Son regard contient un mélange de déception et de frayeur qui me frappe en pleine poitrine. Je n’ai pas souvent des regrets. Je suis même fier comme un gamin de mes conneries. J’assume, je suis une tête brûlée. Par contre, ces marques sur sa peau sont une vraie claque.
Comment lui donner confiance en moi si je l’agresse à la moindre occasion, à la plus petite montée en adrénaline ou d’excitation ?
— Je te le répète, je lui assure les yeux plongés droit dans les siens. Je ferai désormais attention. Ça ne se reproduira plus. Je le jure sur mes ancêtres.
— Comment te croire ? Tu descends de démons, le mensonge est leur passe-temps favori.
— Je peux promettre sur Damabiah et ses plumes bénies, si tu le désires. Son courroux sera effroyable si je me parjure.
Ses hésitations me mettent mal à l’aise. Je n’ai pas l’habitude d’être considéré comme un méchant.
— Vas-y, promets.
Elle peut être assez directive, je trouve. Mais cette fille me plaît, ses ordres me donnent envie d’être meilleur. Par contre, je suis dans la merde car dès qu’elle exige quelque chose de moi, ma queue se dresse au garde à vous.
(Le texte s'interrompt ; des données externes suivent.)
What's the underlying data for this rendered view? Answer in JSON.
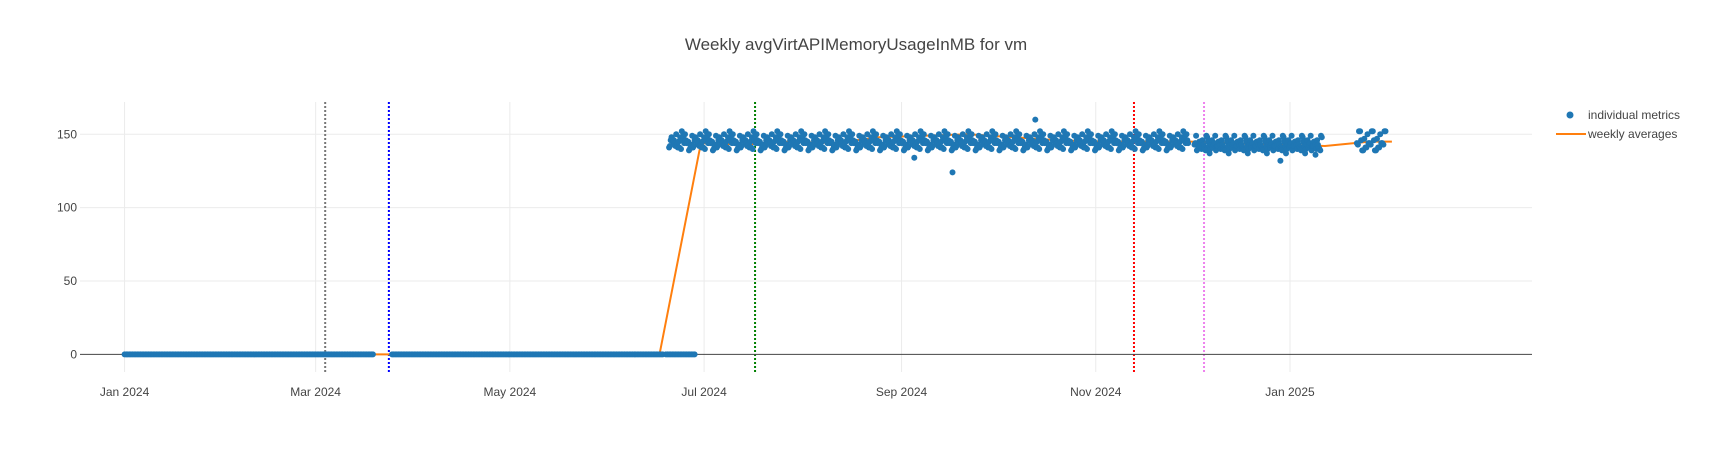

Elle voudrait, elle aussi subir sa volonté. Je rêve de partager certains moments avec Cassie, mais c’est interdit. Dam m’écorcherait sur place si j’osais poser ne serait-ce qu'un doigt sur sa peau douce et veloutée. Ce que j’ai déjà fait en plus. S’il l’apprend, je vais me retrouver épinglé comme un papillon sur le mur du grand salon. Pour l’exemple. Nous pouvons coucher avec les humaines, mais les Rêveuses, et plus encore les Equill, sont intouchables. C’est la Loi.
— Je jure sur les Saintes plumes de Damabiah que jamais je ne lèverai la main sur toi, que jamais je ne te blesserai physiquement ou moralement. Tu es sous ma protection et tu ne risques plus le moindre mal ni d’un autre ni de moi.
Mon serment, le regard plongé dans le sien, se met en place. Je sens un frisson descendre le long de ma colonne et une marque apparaît sur mon poignet. Un tatouage de feu qui me brûle violemment pendant quelques secondes. Je serre les dents pour ne pas gémir.
— Qu’est-ce que c’est ? demande Cassie en se penchant vers moi.
— C’est la preuve que ma parole a été entendue et que je ne pourrais pas renier mes dires. C’est un tatouage, fixé à jamais dans ma peau.
— Tu as eu mal ?
Son inquiétude me fait relever les yeux vers elle. Je suis surpris de sa compassion, elle qui n’a pas confiance en moi. Elle tend la main et frôle le dessin rouge et brûlant.
— Un peu, mais c’est supportable.
— Je ne savais pas que tu aurais une marque…
— Ne t’inquiètes pas, c’est juste un rappel de mes obligations. C’est dans ma nature.
Je hausse les épaules, en apparence serein, et je lui montre mon autre bras recouvert de dessins noirs.
— Tu vois, ceux-là représentent mes serments aux anges et à leur cause. Je ne suis pas surpris de ta marque, sauf qu’elle est de l’autre côté.